Welcome to today's practice.
My name is Kavita and I will be guiding you through your practice today.
Please come to a comfortable position,
Either seated or lying down.
If you're seated.
Allow your spine to gently lengthen.
Let your shoulders drop away from your ears.
If you are lying down,
Let your arms fall softly by your sides.
I invite you to lower your gaze or gently close your eyes.
And just notice.
Notice where you are right now and notice what you're feeling without judgment.
If there is anxiety,
That's okay.
Can you allow yourself to simply be here for a moment with whatever's here?

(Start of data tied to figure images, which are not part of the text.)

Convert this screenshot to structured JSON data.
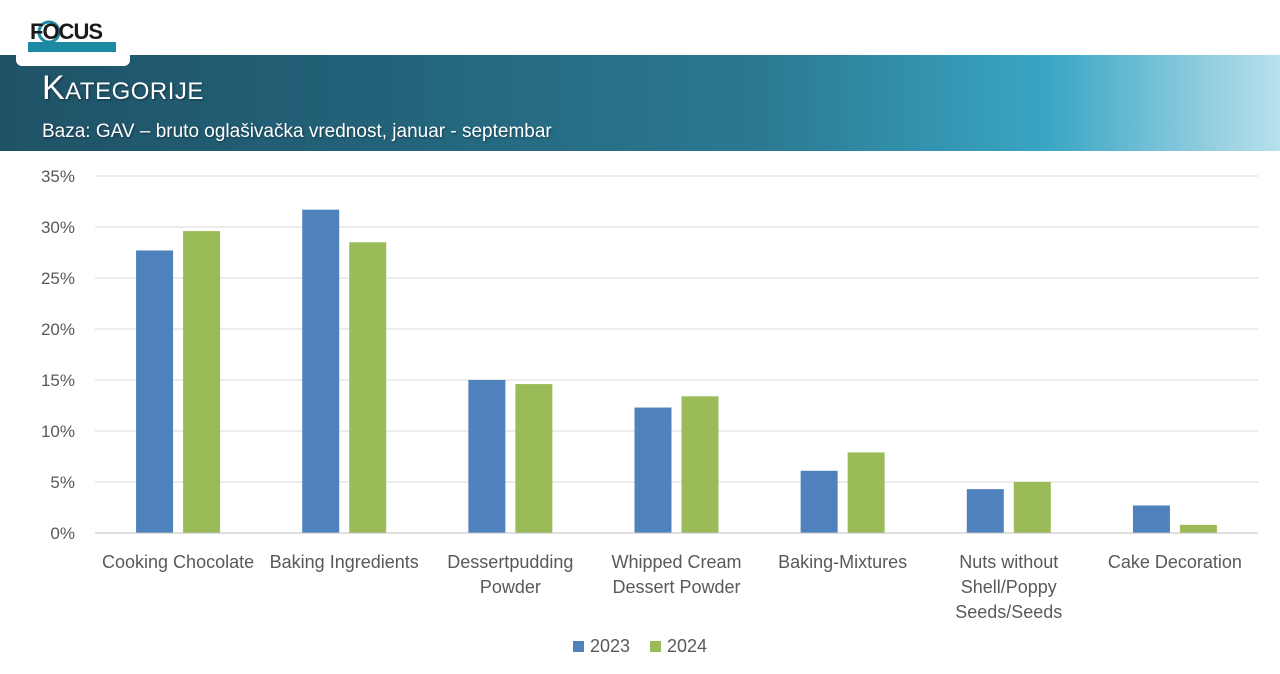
{
  "header": {
    "logo_text": "FOCUS",
    "title": "Kategorije",
    "subtitle": "Baza: GAV – bruto oglašivačka vrednost, januar - septembar"
  },
  "colors": {
    "series_2023": "#4f81bd",
    "series_2024": "#9bbb59",
    "grid": "#d9d9d9",
    "axis_text": "#595959"
  },
  "chart_data": {
    "type": "bar",
    "categories": [
      [
        "Cooking Chocolate"
      ],
      [
        "Baking Ingredients"
      ],
      [
        "Dessertpudding",
        "Powder"
      ],
      [
        "Whipped Cream",
        "Dessert Powder"
      ],
      [
        "Baking-Mixtures"
      ],
      [
        "Nuts without",
        "Shell/Poppy",
        "Seeds/Seeds"
      ],
      [
        "Cake Decoration"
      ]
    ],
    "series": [
      {
        "name": "2023",
        "values": [
          27.7,
          31.7,
          15.0,
          12.3,
          6.1,
          4.3,
          2.7
        ]
      },
      {
        "name": "2024",
        "values": [
          29.6,
          28.5,
          14.6,
          13.4,
          7.9,
          5.0,
          0.8
        ]
      }
    ],
    "ylim": [
      0,
      35
    ],
    "yticks": [
      "0%",
      "5%",
      "10%",
      "15%",
      "20%",
      "25%",
      "30%",
      "35%"
    ],
    "grid": true,
    "legend_position": "bottom"
  }
}
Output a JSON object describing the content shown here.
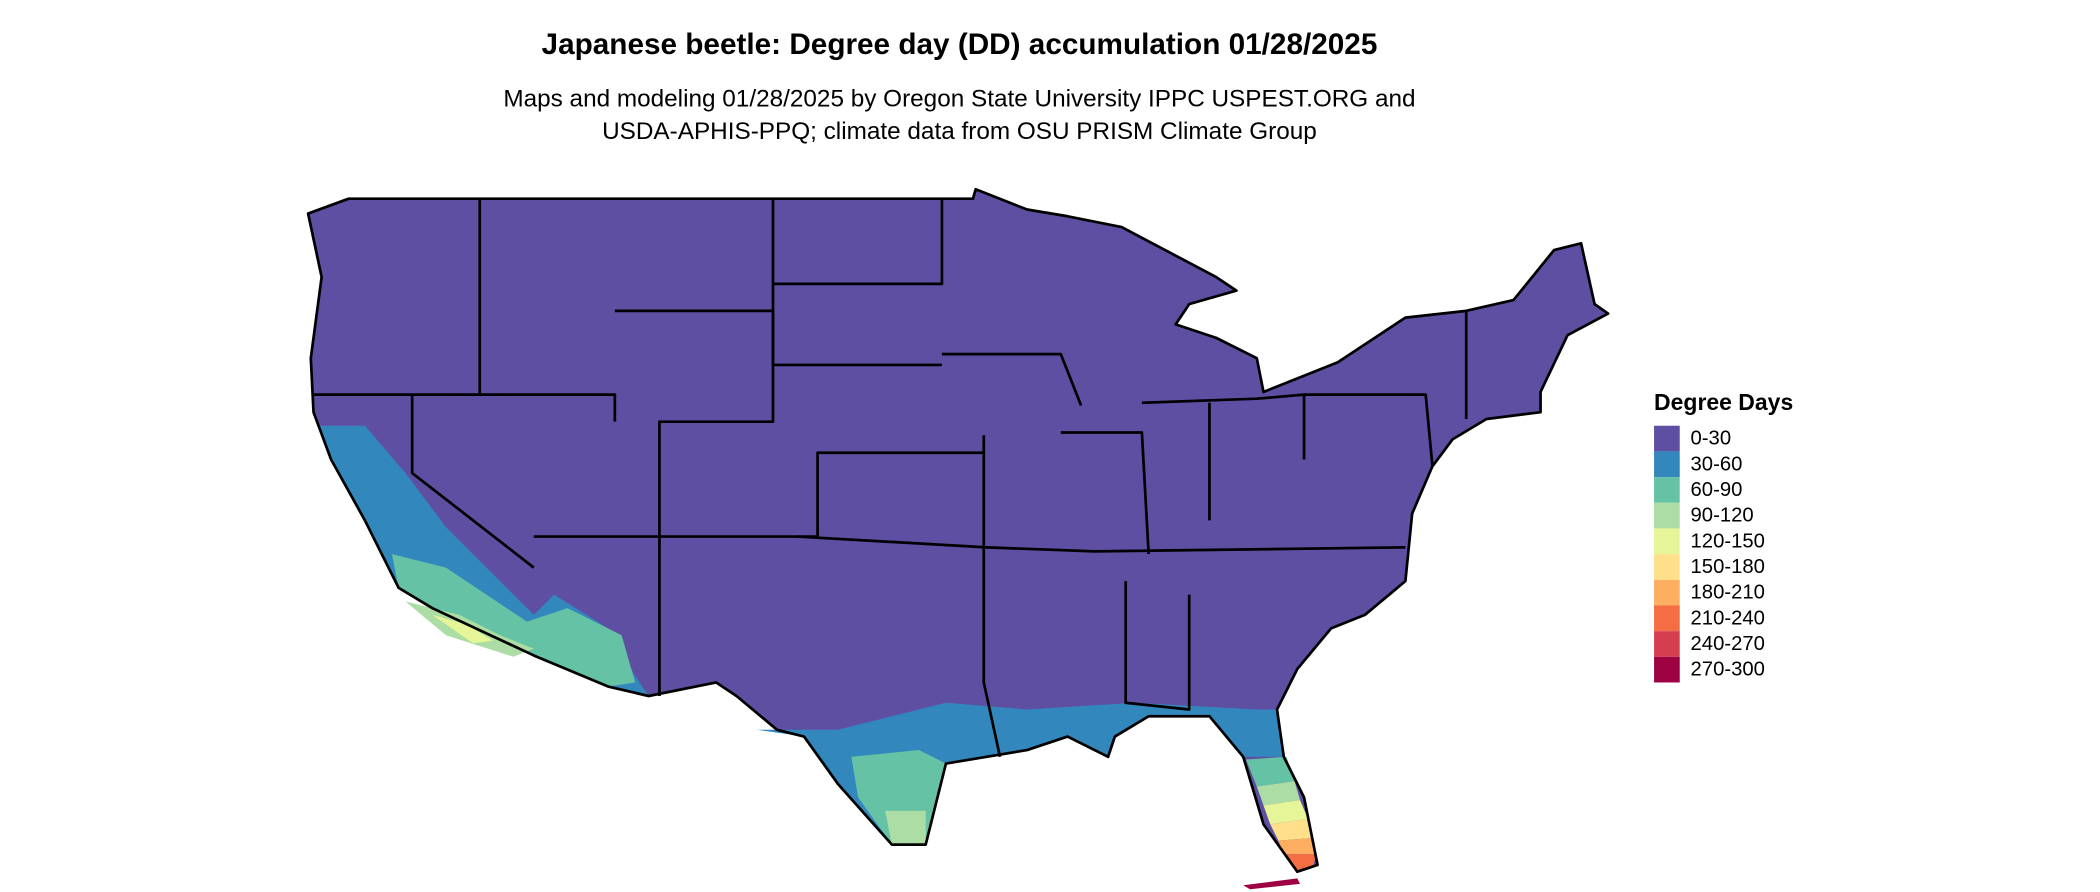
{
  "title": "Japanese beetle: Degree day (DD) accumulation 01/28/2025",
  "subtitle": [
    "Maps and modeling 01/28/2025 by Oregon State University IPPC USPEST.ORG and",
    "USDA-APHIS-PPQ; climate data from OSU PRISM Climate Group"
  ],
  "legend": {
    "title": "Degree Days",
    "items": [
      {
        "label": "0-30",
        "color": "#5e4fa2"
      },
      {
        "label": "30-60",
        "color": "#3288bd"
      },
      {
        "label": "60-90",
        "color": "#66c2a5"
      },
      {
        "label": "90-120",
        "color": "#abdda4"
      },
      {
        "label": "120-150",
        "color": "#e6f598"
      },
      {
        "label": "150-180",
        "color": "#fee08b"
      },
      {
        "label": "180-210",
        "color": "#fdae61"
      },
      {
        "label": "210-240",
        "color": "#f46d43"
      },
      {
        "label": "240-270",
        "color": "#d53e4f"
      },
      {
        "label": "270-300",
        "color": "#9e0142"
      }
    ]
  }
}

Let's start with the breath.
Can you allow yourself to take one slow breath in through your nose and exhale softly through your mouth?
One breath at a time.
Breathe in.
And out.
Breathe in slowly.
And release.
With every exhale,
Can you allow your body to become a little heavier?
A little more at ease.
Breathe in.
.
.
And soften.
Now bring awareness to your body.
Start at your feet.
Notice them.
Notice the ground beneath you.
Move your awareness slowly up through your legs.
Your hips.
Your lower back.
If you notice any tension,
Can you allow yourself to breathe into it?
Breathe into any tension.
And soften.
Move your awareness up through your belly.
Your chest.
Your shoulders.
Anxiety is often held in the chest and shoulders.
Can you allow your shoulders to fall just a little?
Can you allow your chest to open just slightly?
Now I invite you to imagine yourself standing beside a quiet river.
The water moves slowly and steadily without effort.
The air around you is cool and clean.
The ground beneath your feet is soft.
Watch the river for a moment.
Notice how it moves,
Carrying whatever comes its way,
Gently and without holding on.
Now imagine that everything you're carrying every worried thought.
Every tight feeling is like a leaf on the surface of that water.
Can you allow yourself to simply watch as the rower carries each leaf forward and out of sight?
Breathe in slowly.
And as you exhale,
Watch another leaf float away.
The river moves without struggle.
You are the stillness beside the water.
Take a slow breath in.
And release.
Notice your feet on the ground.
Supported.
Take one final slow breath in.
And exhale completely.
When you're ready,
Gently open your eyes or raise your gaze.
Carry this stillness with you into the rest of your day.